Hiroyuki, Kawahara, Ph.D. Professor, Department of Biological Sciences, Tokyo Metropolitan University , Tokyo

Abstract:
The importance of protein quality control is best exemplified by a number of human disorders that can result from the accumulation of misfolded proteins. Thus, understanding the precise mechanisms of misfolded protein metabolism, as well as co-translational degradation of defective proteins in mammalian cells, should be a primary important. It is known that ubiquitin-mediated protein quality control is an essential process for monitoring protein folding and endorsing defective proteins for degradation. However, owing to the redundancy of substrate recognition pathway, entire pictures of substrate recruitment to the 26S proteasome in the ubiquitin system have not been adequately given to date.
  BAG-6/Scythe/BAT3 was originally identified as a novel gene located within the human major histocompatibility complex and anti-apoptotic ubiquitin-like protein , although the mechanisms of its function remain largely obscure. In this study, we provide a set of evidence that BAG-6 involved in degradation of polyubiquitinated proteasomal substrates in mammalian cells.
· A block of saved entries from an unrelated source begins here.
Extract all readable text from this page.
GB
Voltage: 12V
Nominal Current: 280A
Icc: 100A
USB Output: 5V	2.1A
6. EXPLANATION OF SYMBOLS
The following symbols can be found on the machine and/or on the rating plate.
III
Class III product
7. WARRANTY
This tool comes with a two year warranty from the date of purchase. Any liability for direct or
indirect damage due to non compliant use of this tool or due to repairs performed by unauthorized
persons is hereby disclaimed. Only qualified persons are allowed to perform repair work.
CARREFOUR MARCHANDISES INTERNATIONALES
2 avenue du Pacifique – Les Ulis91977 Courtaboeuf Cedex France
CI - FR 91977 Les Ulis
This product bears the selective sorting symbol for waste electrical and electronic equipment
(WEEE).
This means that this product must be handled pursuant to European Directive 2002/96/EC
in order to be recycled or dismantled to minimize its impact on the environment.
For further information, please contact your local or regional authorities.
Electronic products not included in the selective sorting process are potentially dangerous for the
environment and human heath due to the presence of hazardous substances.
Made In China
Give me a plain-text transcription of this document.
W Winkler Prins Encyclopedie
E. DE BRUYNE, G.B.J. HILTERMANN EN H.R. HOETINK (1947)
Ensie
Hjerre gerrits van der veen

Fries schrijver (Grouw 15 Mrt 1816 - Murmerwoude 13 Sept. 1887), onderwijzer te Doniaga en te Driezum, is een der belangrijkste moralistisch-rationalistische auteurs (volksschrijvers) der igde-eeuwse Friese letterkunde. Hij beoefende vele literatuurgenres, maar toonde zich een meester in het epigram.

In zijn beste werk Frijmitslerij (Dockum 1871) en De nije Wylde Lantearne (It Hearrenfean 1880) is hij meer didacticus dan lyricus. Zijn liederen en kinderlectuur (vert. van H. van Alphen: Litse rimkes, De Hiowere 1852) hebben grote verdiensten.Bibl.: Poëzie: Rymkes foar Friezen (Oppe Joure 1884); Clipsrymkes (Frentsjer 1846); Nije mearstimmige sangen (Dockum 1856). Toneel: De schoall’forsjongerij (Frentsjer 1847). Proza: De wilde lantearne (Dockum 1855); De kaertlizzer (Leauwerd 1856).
Importantly, BAG-6-associated polyubiquitinated species are newly synthesized defective ribosomal products (DRiPs) and BAG-6 plays a crucial role in their proteasome-mediated degradation. BAG-6 offers a protective role against cell death induced by accumulation of aberrant proteins. Furthermore, we showed that knockdown of BAG-6 results in the suppressed presentation of MHC class I on the cell surface, a procedure known to be affected by the efficiency of metabolism of defective ribosomal products (DRiPs).
  Based of those findings, w e propose that BAG-6 is a novel tethering factor that mediates selective elimination of defective nascent chain polypeptides in mammalian cells. Such novel functions of BAG-6 might offer a significant protective role for diseases caused by defects in protein quality control.